One of the possible mechanisms by which Hhcy is implicated in colon inflammation disease is the fact that it leads to endothelial dysfunction [43] which facilitate immune cells infiltration in colonic tissue by an increase of leukocyte adhesiveness and leukocyte diapedesis [44].

Prolonged endoplasmic reticulum (ER) stress, as seen in hyperhomocysteinemia, may cause endothelial cell apoptosis [45]. Also, oxidative stress plays a key role in the pathophysiology of Hhcy, indeed several studies showed an association between Hhcy and reactive oxygen species production (such as superoxide anion, hydrogen peroxide and hydroxyl radicals) which leads to proteins and cells damage [46]. It has also been reported that the oxidative stress derived from hyperhomocysteinemia will again induce acute and chronic inflammation via the regulation of NF-κB transcription factor [47]. Ding et al. speculated that hcy-mediated pro-inflammatory responses and elevation of expression of MMPs might be involved in the pathogenesis action of Hhcy in IBD [48]. Homocysteine was also found to stimulate IL-1beta production by human peripheral blood monocytes and TNF-alpha production by monocyte [49]. TNFα and IL-1 proinflammatory cytokines have important roles in the pathogenesis of chronic inflammatory diseases such inflammatory bowel disease [50].

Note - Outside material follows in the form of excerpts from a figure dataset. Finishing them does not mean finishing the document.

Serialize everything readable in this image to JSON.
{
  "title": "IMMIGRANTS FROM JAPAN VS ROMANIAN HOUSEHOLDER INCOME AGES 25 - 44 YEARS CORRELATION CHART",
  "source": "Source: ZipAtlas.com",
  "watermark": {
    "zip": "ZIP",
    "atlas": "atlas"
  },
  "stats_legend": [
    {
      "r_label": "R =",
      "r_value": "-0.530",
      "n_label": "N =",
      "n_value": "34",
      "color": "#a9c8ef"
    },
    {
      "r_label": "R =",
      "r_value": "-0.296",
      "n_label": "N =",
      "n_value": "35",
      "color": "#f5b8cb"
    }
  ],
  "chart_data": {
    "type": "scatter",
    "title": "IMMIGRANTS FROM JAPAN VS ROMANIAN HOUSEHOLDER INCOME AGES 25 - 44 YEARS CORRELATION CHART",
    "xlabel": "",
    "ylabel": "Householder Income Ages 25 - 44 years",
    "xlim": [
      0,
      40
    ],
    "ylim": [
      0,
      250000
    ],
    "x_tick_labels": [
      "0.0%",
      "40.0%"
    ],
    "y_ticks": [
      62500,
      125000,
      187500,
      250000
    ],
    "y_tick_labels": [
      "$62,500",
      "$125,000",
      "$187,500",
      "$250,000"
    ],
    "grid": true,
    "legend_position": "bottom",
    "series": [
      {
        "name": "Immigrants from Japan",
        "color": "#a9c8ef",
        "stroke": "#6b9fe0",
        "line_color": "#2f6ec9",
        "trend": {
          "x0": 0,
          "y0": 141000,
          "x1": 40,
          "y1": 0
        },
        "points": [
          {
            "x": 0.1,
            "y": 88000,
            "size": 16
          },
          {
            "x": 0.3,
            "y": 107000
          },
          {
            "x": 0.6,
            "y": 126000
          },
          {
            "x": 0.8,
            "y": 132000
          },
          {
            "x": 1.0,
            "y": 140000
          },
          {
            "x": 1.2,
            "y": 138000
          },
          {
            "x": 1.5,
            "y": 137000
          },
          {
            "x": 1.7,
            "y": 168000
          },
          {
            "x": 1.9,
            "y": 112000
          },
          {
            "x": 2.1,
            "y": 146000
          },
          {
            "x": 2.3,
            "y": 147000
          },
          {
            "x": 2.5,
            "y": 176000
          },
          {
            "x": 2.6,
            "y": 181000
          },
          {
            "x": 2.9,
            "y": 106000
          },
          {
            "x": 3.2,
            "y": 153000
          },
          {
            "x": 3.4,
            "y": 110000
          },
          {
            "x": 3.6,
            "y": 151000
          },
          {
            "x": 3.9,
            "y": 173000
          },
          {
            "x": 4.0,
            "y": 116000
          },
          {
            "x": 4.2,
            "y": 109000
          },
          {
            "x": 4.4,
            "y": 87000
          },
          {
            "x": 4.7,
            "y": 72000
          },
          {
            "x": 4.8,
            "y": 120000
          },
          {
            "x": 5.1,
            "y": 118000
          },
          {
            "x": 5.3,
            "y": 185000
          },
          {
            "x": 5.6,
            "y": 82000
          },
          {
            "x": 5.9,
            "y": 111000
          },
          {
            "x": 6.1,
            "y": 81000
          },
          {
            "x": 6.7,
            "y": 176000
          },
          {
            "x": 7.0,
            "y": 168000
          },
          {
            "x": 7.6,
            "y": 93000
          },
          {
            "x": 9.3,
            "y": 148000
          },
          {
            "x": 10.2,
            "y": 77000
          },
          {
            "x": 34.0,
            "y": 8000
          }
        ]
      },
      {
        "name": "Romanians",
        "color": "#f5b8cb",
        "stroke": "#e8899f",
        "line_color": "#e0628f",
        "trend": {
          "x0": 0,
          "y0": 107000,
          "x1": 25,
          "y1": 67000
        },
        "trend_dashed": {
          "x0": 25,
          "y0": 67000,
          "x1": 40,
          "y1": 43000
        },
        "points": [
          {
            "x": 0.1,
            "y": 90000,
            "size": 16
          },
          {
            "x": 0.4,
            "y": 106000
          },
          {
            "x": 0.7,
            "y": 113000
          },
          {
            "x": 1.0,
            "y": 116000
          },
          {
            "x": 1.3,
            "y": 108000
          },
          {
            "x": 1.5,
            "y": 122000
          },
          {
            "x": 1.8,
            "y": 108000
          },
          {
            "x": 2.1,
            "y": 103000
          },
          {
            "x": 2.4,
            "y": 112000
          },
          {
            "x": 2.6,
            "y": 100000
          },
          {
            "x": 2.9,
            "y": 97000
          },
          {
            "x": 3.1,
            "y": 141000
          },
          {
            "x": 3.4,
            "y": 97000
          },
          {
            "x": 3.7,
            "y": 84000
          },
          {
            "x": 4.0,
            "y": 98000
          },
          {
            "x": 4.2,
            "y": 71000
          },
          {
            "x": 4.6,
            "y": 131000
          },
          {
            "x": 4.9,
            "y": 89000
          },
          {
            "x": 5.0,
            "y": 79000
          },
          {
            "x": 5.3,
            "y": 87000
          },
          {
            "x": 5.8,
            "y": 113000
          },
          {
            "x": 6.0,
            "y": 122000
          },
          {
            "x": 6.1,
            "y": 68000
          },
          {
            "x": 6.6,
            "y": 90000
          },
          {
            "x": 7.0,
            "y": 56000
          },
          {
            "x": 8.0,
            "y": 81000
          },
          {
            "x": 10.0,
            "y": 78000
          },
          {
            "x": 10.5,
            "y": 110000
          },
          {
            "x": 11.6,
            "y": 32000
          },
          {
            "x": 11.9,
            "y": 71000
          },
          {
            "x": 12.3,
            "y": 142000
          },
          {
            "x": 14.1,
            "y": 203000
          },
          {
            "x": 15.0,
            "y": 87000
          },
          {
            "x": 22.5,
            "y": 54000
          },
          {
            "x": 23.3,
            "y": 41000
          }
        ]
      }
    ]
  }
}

Finally, Hhcy could be implicated in the pathogenesis of IBD by stimulating the neoangiogenesis [51]. Indeed, vascular endothelial growth factor (VEGF) was significantly elevated in intestinal mucosal samples from patients with Crohn's disease or ulcerative colitis. Roybal et al. [52] demonstrated overexpression of VEGF and GRP78 (glucose-regulated protein-78: chaperone molecule in the ER) after cell stimulation by homocysteine in vitro. Peyrin-Biroulet concluded that a link between ER stress, VEGF and homocysteine ​​is possible during IBD [53].

CONCLUSION

The present study provides clear evidence that hypehomocysteinemia increase the major inflammatory markers such as CRP and leukocytes count. Effect of hyperhomocysteinemia is more toxic on the colonic wall than acetic acid indeed while acetic acid lesions are localized in mucosa and submucosa layers of colonic wall, homocysteine–lesions are transmural. Increased circulating plasma homocysteine levels in acetic acid-induced colitis model increases the severity and extends of inflammation. To our knowledge, our work is the first to have carried out experimental colitis induced by a high dose of methionine

ACKNOWLEDGMENT

Authors are grateful to Algerian Ministry of high education and Scientific Research for the financial help.

CONFLICT OF INTERESTS

All the authors declare they have no conflict of interest. This work has not published previously, and it is not under considerations for publication elsewhere.